The trouble in reviewing and recommending Trials lies in player’s relation to the games and their ethos. It’s almost like making one of those infographics perfect for Facebook consumption on the fly.
Are you new to Trials? Do you have a lot of patience and crave games requiring pinpoint accuracy? Do explosions causing violent ragdoll physics make you die laughing? The review’s pretty much over if those three check out. Go play Trials now and you’ll have a blast. Conversely, if you’re a vet and realize Trials has some clear problems, then we have to have a talk.
Make no mistake. Trials Fusion is a fun game at its core. Players can look forward to sessions filled with belly laughs, controller throwing choke points just like past iterations. Its campaign is shorter, better streamlined and not as hard as previous games. Granted, it’s still difficult, but now players won’t get stuck on tournaments and eventually lose interest.
This layout may bother diehard fans but it’s not necessarily a bad change. Single player’s revamped campaign makes way for humorous challenges with more than a few testing your mind rather than remind you how much you suck at the game.
Fishing around over vague clues grants XP towards vanity items while events add greenbacks to buy said unlocks. So screwing around helps you look fly down the line. At the same time skating by on bronze medals won’t cut it for long.

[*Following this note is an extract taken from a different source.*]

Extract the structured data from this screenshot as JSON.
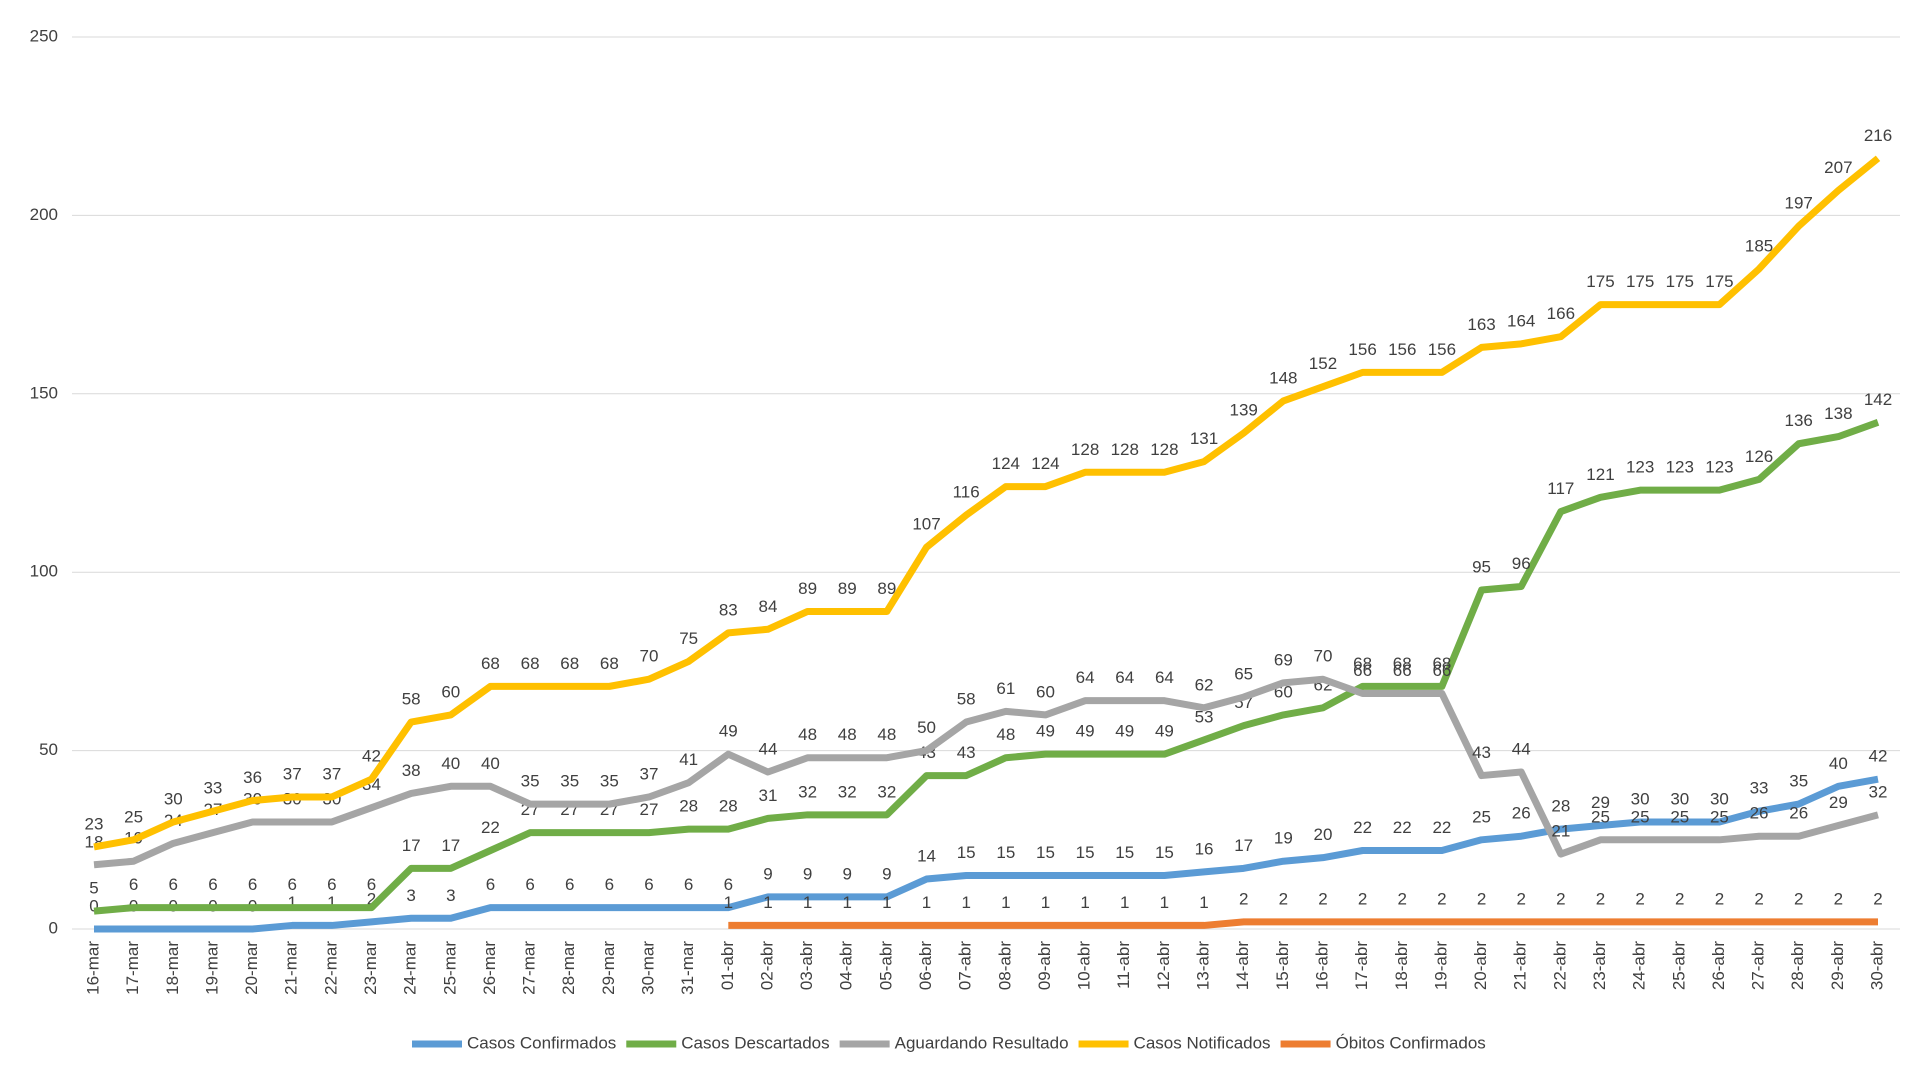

This is how Fusion keeps from going all-the-way casual even though, weirdly enough, platinum models only appear after the main game’s done. Ardent fans can’t say Trials Fusion forgot its foundation. At the same time it doesn’t really reinforce itself in the way of fresh content.

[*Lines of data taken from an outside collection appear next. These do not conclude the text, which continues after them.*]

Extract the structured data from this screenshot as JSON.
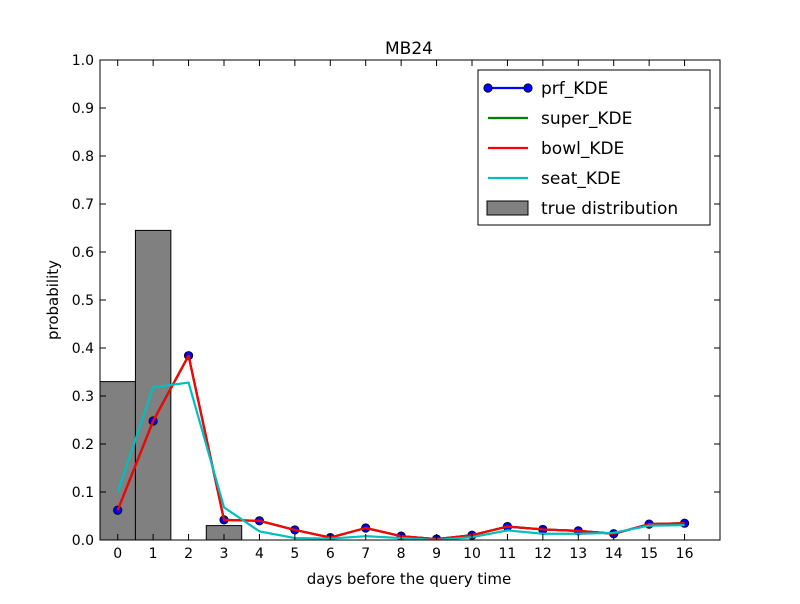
{
  "chart_data": {
    "type": "line",
    "title": "MB24",
    "xlabel": "days before the query time",
    "ylabel": "probability",
    "xlim": [
      -0.5,
      17
    ],
    "ylim": [
      0,
      1
    ],
    "x_ticks": [
      0,
      1,
      2,
      3,
      4,
      5,
      6,
      7,
      8,
      9,
      10,
      11,
      12,
      13,
      14,
      15,
      16
    ],
    "y_ticks": [
      "0.0",
      "0.1",
      "0.2",
      "0.3",
      "0.4",
      "0.5",
      "0.6",
      "0.7",
      "0.8",
      "0.9",
      "1.0"
    ],
    "grid": false,
    "legend_position": "top-right",
    "x": [
      0,
      1,
      2,
      3,
      4,
      5,
      6,
      7,
      8,
      9,
      10,
      11,
      12,
      13,
      14,
      15,
      16
    ],
    "series": [
      {
        "name": "prf_KDE",
        "color": "#0000ff",
        "marker": "circle",
        "values": [
          0.062,
          0.248,
          0.384,
          0.042,
          0.04,
          0.021,
          0.005,
          0.025,
          0.008,
          0.002,
          0.01,
          0.028,
          0.022,
          0.019,
          0.013,
          0.033,
          0.035
        ]
      },
      {
        "name": "super_KDE",
        "color": "#008000",
        "marker": "none",
        "values": [
          0.062,
          0.248,
          0.384,
          0.042,
          0.04,
          0.021,
          0.005,
          0.025,
          0.008,
          0.002,
          0.01,
          0.028,
          0.022,
          0.019,
          0.013,
          0.033,
          0.035
        ]
      },
      {
        "name": "bowl_KDE",
        "color": "#ff0000",
        "marker": "none",
        "values": [
          0.062,
          0.248,
          0.384,
          0.042,
          0.04,
          0.021,
          0.005,
          0.025,
          0.008,
          0.002,
          0.01,
          0.028,
          0.022,
          0.019,
          0.013,
          0.033,
          0.035
        ]
      },
      {
        "name": "seat_KDE",
        "color": "#00bfbf",
        "marker": "none",
        "values": [
          0.1,
          0.318,
          0.328,
          0.068,
          0.018,
          0.004,
          0.003,
          0.008,
          0.004,
          0.0,
          0.006,
          0.02,
          0.013,
          0.013,
          0.015,
          0.03,
          0.031
        ]
      }
    ],
    "histogram": {
      "name": "true distribution",
      "color": "#808080",
      "bins": [
        {
          "start": -0.5,
          "end": 0.5,
          "value": 0.33
        },
        {
          "start": 0.5,
          "end": 1.5,
          "value": 0.645
        },
        {
          "start": 2.5,
          "end": 3.5,
          "value": 0.03
        }
      ]
    }
  }
}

The TKO-Panda’s a new quad which has a great feel compared to the dirt bikes. Except it only has one board and never leaves the garage after that. So, once its stages are done, you have to count on the game’s community to fill in the gaps with custom levels. It’s bogus to count on the people who bought the game to support the TKO but that’s Fusion‘s current reality.
Freestyle challenges give a nice break from the checkpoint races. Such is especially true when later stages feel like battles of attrition. Trick levels serve their purpose in being more fun that frustrating. They, much like the TKO Panda, shine in community-made maps. There’s about one trick level per board, though. Thus, for now, its mileage is tied to logging online and grabbing other user’s creations.

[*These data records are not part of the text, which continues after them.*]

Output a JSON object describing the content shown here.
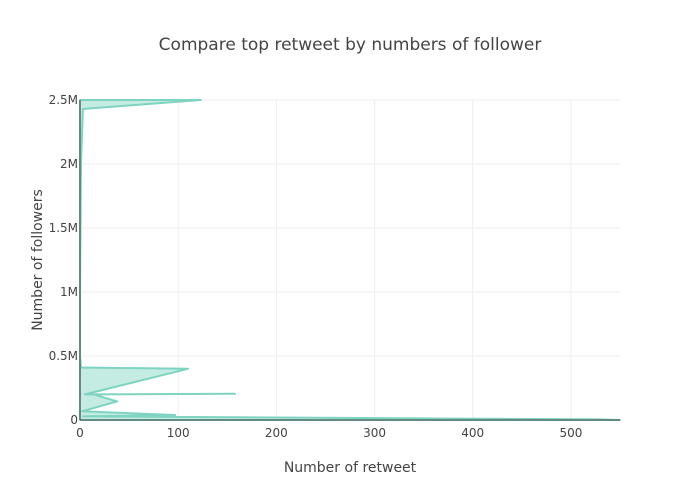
{
  "chart_data": {
    "type": "area",
    "title": "Compare top retweet by numbers of follower",
    "xlabel": "Number of retweet",
    "ylabel": "Number of followers",
    "xlim": [
      0,
      550
    ],
    "ylim": [
      0,
      2500000
    ],
    "x_ticks": [
      0,
      100,
      200,
      300,
      400,
      500
    ],
    "x_tick_labels": [
      "0",
      "100",
      "200",
      "300",
      "400",
      "500"
    ],
    "y_ticks": [
      0,
      500000,
      1000000,
      1500000,
      2000000,
      2500000
    ],
    "y_tick_labels": [
      "0",
      "0.5M",
      "1M",
      "1.5M",
      "2M",
      "2.5M"
    ],
    "grid": true,
    "legend": false,
    "fill": "tozerox",
    "colors": {
      "line": "#7fd4c1",
      "fill": "rgba(127,212,193,0.45)",
      "axis": "#444444"
    },
    "series": [
      {
        "points": [
          [
            0,
            2500000
          ],
          [
            123,
            2500000
          ],
          [
            3,
            2430000
          ],
          [
            1,
            2000000
          ],
          [
            0,
            1000000
          ],
          [
            0,
            500000
          ],
          [
            1,
            410000
          ],
          [
            110,
            400000
          ],
          [
            5,
            200000
          ],
          [
            158,
            205000
          ],
          [
            14,
            200000
          ],
          [
            38,
            145000
          ],
          [
            2,
            68000
          ],
          [
            97,
            39000
          ],
          [
            3,
            28000
          ],
          [
            366,
            12000
          ],
          [
            530,
            5000
          ],
          [
            550,
            0
          ],
          [
            0,
            0
          ]
        ]
      }
    ]
  }
}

Multiplayer support also stumbles in Trials‘ present state. Four players can play locally on all platforms. However online multiplayer’s absent. Developer Redlynx says it wasn’t a main attraction to predecessor Trials Evolution and it may feature a more robust replacement. Yet gamers are left to wait for an alternative and hope it doesn’t suck.
Evolution‘s online multiplayer may not have been a major draw by Redlynx’s expectations but it yielded great moments. Seeing your friends from miles away climb hills, ragdoll off their bikes and struggle towards the finish-line created good natured fun. Now it’s gone and its timing couldn’t be worse with Fusion‘s novel freestyle events.
These issues only coalesce since Trials Fusion retails at $20 standard and $60 with a season pass for future DLC. Quality expansions in past games ought to quell doubts on Fusion’s incoming add-ons. Trials Evolution came out at $15, however, and offered more than Fusion does now. Let’s not forget Evolution made a much bigger leap from its forebear than Fusion does by adding a custom map browser, new minigames, online multiplayer and other major improvements.
The PC version also isn’t built to run at anything other than 60 frames per second. So, when the game randomly drops to 30 fps, it runs at half speed. The slowdown kills the game’s pace and becomes aggravating as there’s no definite, root cause. Fast-forwarding through a leaderboard replay eventually rights the engine. That doesn’t stop it from being a bad oversight which hasn’t been fixed at the time of this review.
Trials Fusion is the kind of sequel that doesn’t try to reinvent the wheel and it shouldn’t. So it goes on to build on the winning formula. Unfortunately it doesn’t add enough right now to keep it from feeling half-baked. Newcomers would be better served to wait for Fusion to mature and/or cop Evolution when it’s on sale. Fusion’s an enjoyable game but its aforementioned stumbles get in the way of fulfilling its potential.